Sul Fatto quotidiano, sempre a pagina 7, Gad Lerner intervista invece sullo stesso tema il segretario Uil Pierpaolo Bombardieri, che dice: “A benestanti non si è osato chiedere neanche un sacrificio temporaneo di poche centinaia di euro. Ma la rottura si era già consumata. Noi chiedevamo interventi sostanziali per le categorie che hanno sofferto di più, fino a 26-27 mila euro di reddito. Niente da fare. Così come si è rinunciato al varo di provvedimenti efficaci contro l'evasione fiscale. Ha notato che i giornali, tanto impegnati a criticare il nostro sciopero generale, se ne disinteressano completamente? Per non parlare del decreto di contrasto alle delocalizzazioni, promesso ma sparito dall'orizzonte. La bocciatura di quel minimo contributo di solidarietà sugli alti redditi conferma che in Italia è da temerari proporre politiche di redistribuzione della ricchezza. Già, si leva subito, a sproposito, una canea contro lo spauracchio della patrimoniale. La primavera scorsa noi della Uil avanzammo la proposta, tipicamente keynesiana, di una Excess profit tax. Ovvero di un prelievo temporaneo, badi bene, non su tutti gli utili d'impresa, ma solo sulla quota di vantaggi competitivi goduti da aziende prosperate grazie alla pandemia: farmaceutiche, servizi, logistica. Lo si è fatto negli Usa, mica in Unione Sovietica. Ma in Italia questo resta un argomento tabù”.

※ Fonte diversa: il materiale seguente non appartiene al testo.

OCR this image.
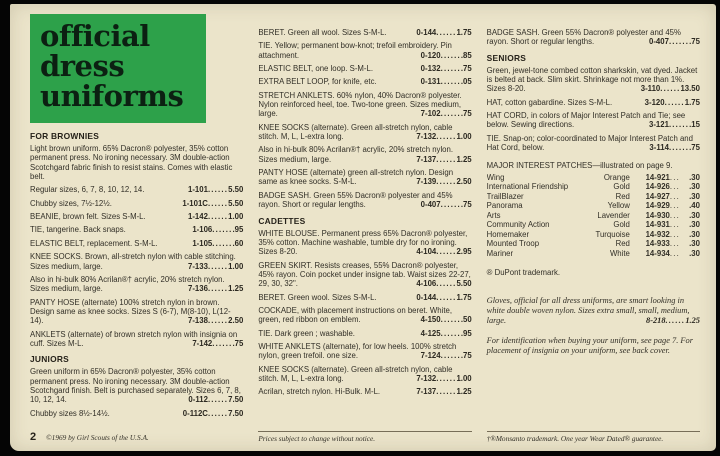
official
dress
uniforms
FOR BROWNIES

Light brown uniform. 65% Dacron® polyester, 35% cotton permanent press. No ironing necessary. 3M double-action Scotchgard fabric finish to resist stains. Comes with elastic belt.

Regular sizes, 6, 7, 8, 10, 12, 14.	1-101......5.50

Chubby sizes, 7½-12½.	1-101C......5.50

BEANIE, brown felt. Sizes S-M-L.	1-142......1.00

TIE, tangerine. Back snaps.	1-106.......95

ELASTIC BELT, replacement. S-M-L.	1-105.......60

KNEE SOCKS. Brown, all-stretch nylon with cable stitching. Sizes medium, large.	7-133......1.00

Also in hi-bulk 80% Acrilan®† acrylic, 20% stretch nylon. Sizes medium, large.	7-136......1.25

PANTY HOSE (alternate) 100% stretch nylon in brown. Design same as knee socks. Sizes S (6-7), M(8-10), L(12-14).	7-138......2.50

ANKLETS (alternate) of brown stretch nylon with insignia on cuff. Sizes M-L.	7-142.......75

JUNIORS

Green uniform in 65% Dacron® polyester, 35% cotton permanent press. No ironing necessary. 3M double-action Scotchgard finish. Belt is purchased separately. Sizes 6, 7, 8, 10, 12, 14.	0-112......7.50

Chubby sizes 8½-14½.	0-112C......7.50

BERET. Green all wool. Sizes S-M-L.	0-144......1.75

TIE. Yellow; permanent bow-knot; trefoil embroidery. Pin attachment.	0-120.......85

ELASTIC BELT, one loop. S-M-L.	0-132.......75

EXTRA BELT LOOP, for knife, etc.	0-131.......05

STRETCH ANKLETS. 60% nylon, 40% Dacron® polyester. Nylon reinforced heel, toe. Two-tone green. Sizes medium, large.	7-102.......75

KNEE SOCKS (alternate). Green all-stretch nylon, cable stitch. M, L, L-extra long.	7-132......1.00

Also in hi-bulk 80% Acrilan®† acrylic, 20% stretch nylon. Sizes medium, large.	7-137......1.25

PANTY HOSE (alternate) green all-stretch nylon. Design same as knee socks. S-M-L.	7-139......2.50

BADGE SASH. Green 55% Dacron® polyester and 45% rayon. Short or regular lengths.	0-407.......75

CADETTES

WHITE BLOUSE. Permanent press 65% Dacron® polyester, 35% cotton. Machine washable, tumble dry for no ironing. Sizes 8-20.	4-104......2.95

GREEN SKIRT. Resists creases, 55% Dacron® polyester, 45% rayon. Coin pocket under insigne tab. Waist sizes 22-27, 29, 30, 32".	4-106......5.50

BERET. Green wool. Sizes S-M-L.	0-144......1.75

COCKADE, with placement instructions on beret. White, green, red ribbon on emblem.	4-150.......50

TIE. Dark green ; washable.	4-125.......95

WHITE ANKLETS (alternate), for low heels. 100% stretch nylon, green trefoil. one size.	7-124.......75

KNEE SOCKS (alternate). Green all-stretch nylon, cable stitch. M, L, L-extra long.	7-132......1.00

Acrilan, stretch nylon. Hi-Bulk. M-L.	7-137......1.25

BADGE SASH. Green 55% Dacron® polyester and 45% rayon. Short or regular lengths.	0-407.......75

SENIORS

Green, jewel-tone combed cotton sharkskin, vat dyed. Jacket is belted at back. Slim skirt. Shrinkage not more than 1%. Sizes 8-20.	3-110......13.50

HAT, cotton gabardine. Sizes S-M-L.	3-120......1.75

HAT CORD, in colors of Major Interest Patch and Tie; see below. Sewing directions.	3-121.......15

TIE. Snap-on; color-coordinated to Major Interest Patch and Hat Cord, below.	3-114.......75

MAJOR INTEREST PATCHES—illustrated on page 9.

Wing	Orange	14-921 ...	.30
International Friendship	Gold	14-926 ...	.30
TrailBlazer	Red	14-927 ...	.30
Panorama	Yellow	14-929 ...	.40
Arts	Lavender	14-930 ...	.30
Community Action	Gold	14-931 ...	.30
Homemaker	Turquoise	14-932 ...	.30
Mounted Troop	Red	14-933 ...	.30
Mariner	White	14-934 ...	.30

® DuPont trademark.

Gloves, official for all dress uniforms, are smart looking in white double woven nylon. Sizes extra small, small, medium, large.	8-218......1.25

For identification when buying your uniform, see page 7. For placement of insignia on your uniform, see back cover.

2 ©1969 by Girl Scouts of the U.S.A.	Prices subject to change without notice.	†®Monsanto trademark. One year Wear Dated® guarantee.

Sulla Stampa, a pagina 14, Francesca Paci intervista poi Patrick Zaki appena liberato: “Ho bisogno di tempo per riposare veramente e ritrovare il mio equilibrio - si legge -, perché è stato un periodo lungo e niente affatto facile. Sto provando a comprendere cosa succede adesso intorno a me. Come hai trascorso il day after della tua scarcerazione? Mercoledì ho viaggiato in macchina da Mansura al Cairo, dove abita la mia famiglia. Siamo stati insieme, dovevamo recuperare due anni di assenza. Poi sono uscito, anche gli amici mi aspettavano. Abbiamo fatto tardi. Cosa, di tutto quanto ti mancava in cella, hai scoperto mancarti di più? Mi mancava la mia libertà. Poi mi mancavano le cose di ogni giorno, l'ufficio, il lavoro, le lezioni universitarie, i libri da scegliere senza limiti, il tempo com'è quando non lo cadenzi, guardare una partita di calcio, ci pensavo tanto. Per natura sono una persona a cui non piace star seduta a casa o in luoghi chiusi. Complici lamia personalità e il mio lavoro trascorrerei tutto la giornata fuori. E' successo tutto all'improvviso. Non avevi colto proprio alcun segnale di un cambio di passo significativo nell'atteggiamento della Corte? Assolutamente no. Non ci pensavo proprio perché ero stato rinviato al processo. Sono rimasto molto stupito, specialmente perché direttamente non mi avevano comunicato nulla, ero all'oscuro di tutto fin quando sono arrivato al commissariato e mi hanno detto che potevo andare. Ho anche chiesto se fosse vero, non mi capacitavo. Mi hanno risposto che lo era. Cosa farai adesso? Il prossimo appuntamento con i giudici è tra un mese e mezzo, ma a priori non hai limiti. So solo che appena avrò il permesso di viaggiare partirò per Bologna: l'ho già detto, voglio continuare i miei studi, è la mia priorità”.
Analisi e commenti
Il fondo del Manifesto è affidato ad Alfonso Gianni che scrive dello sciopero generale del 16 dicembre. Si legge: “La sua importanza risiede anche nello spezzare una falsa narrazione che ha accompagnato i governi nella pandemia, secondo cui solo la concordia sociale può garantire una ripresa. Storicamente è stato vero il contrario. La ricostruzione del nostro paese nell'ultimo dopoguerra è avvenuta nel pieno e grazie a un conflitto sociale, acuto e diffuso, aggravato da un contributo di vite umane di operai e contadini caduti sotto la repressione. E oggi il conflitto è indispensabile, augurandoci senza gli scontri sanguinosi di quel tempo, perché il post pandemia non ricominci come prima. Perché la crisi sia un'occasione per innestare un diverso percorso sul piano economico e sociale. Lo sciopero dimostra la lontananza di questo governo, malgrado la maggioranza extralarge, dai bisogni più immediati della popolazione. Lo si era già visto nelle reazioni all'accordo di maggioranza sul tema fiscale. Non capita di frequente che una intesa fra forze di governo venga così platealmente contraddetta da organismi istituzionali, quali la Banca d'Italia o l'Ufficio parlamentare per il bilancio e da forze sociali come i sindacati (la Cisl non si era ancora defilata) e come la Confindustria (ovviamente preoccupata che il mancato incremento dei redditi da lavo- ro per via fiscale possa ricadere sulla conflittualità sociale). Non stupisca il fatto che il comunicato sindacale e le dichiarazioni in particolare di Landini puntino il dito accusatore soprattutto nei confronti dei partiti. Non è uno sconto a Draghi, casomai la sottolineatura di una sua debolezza”.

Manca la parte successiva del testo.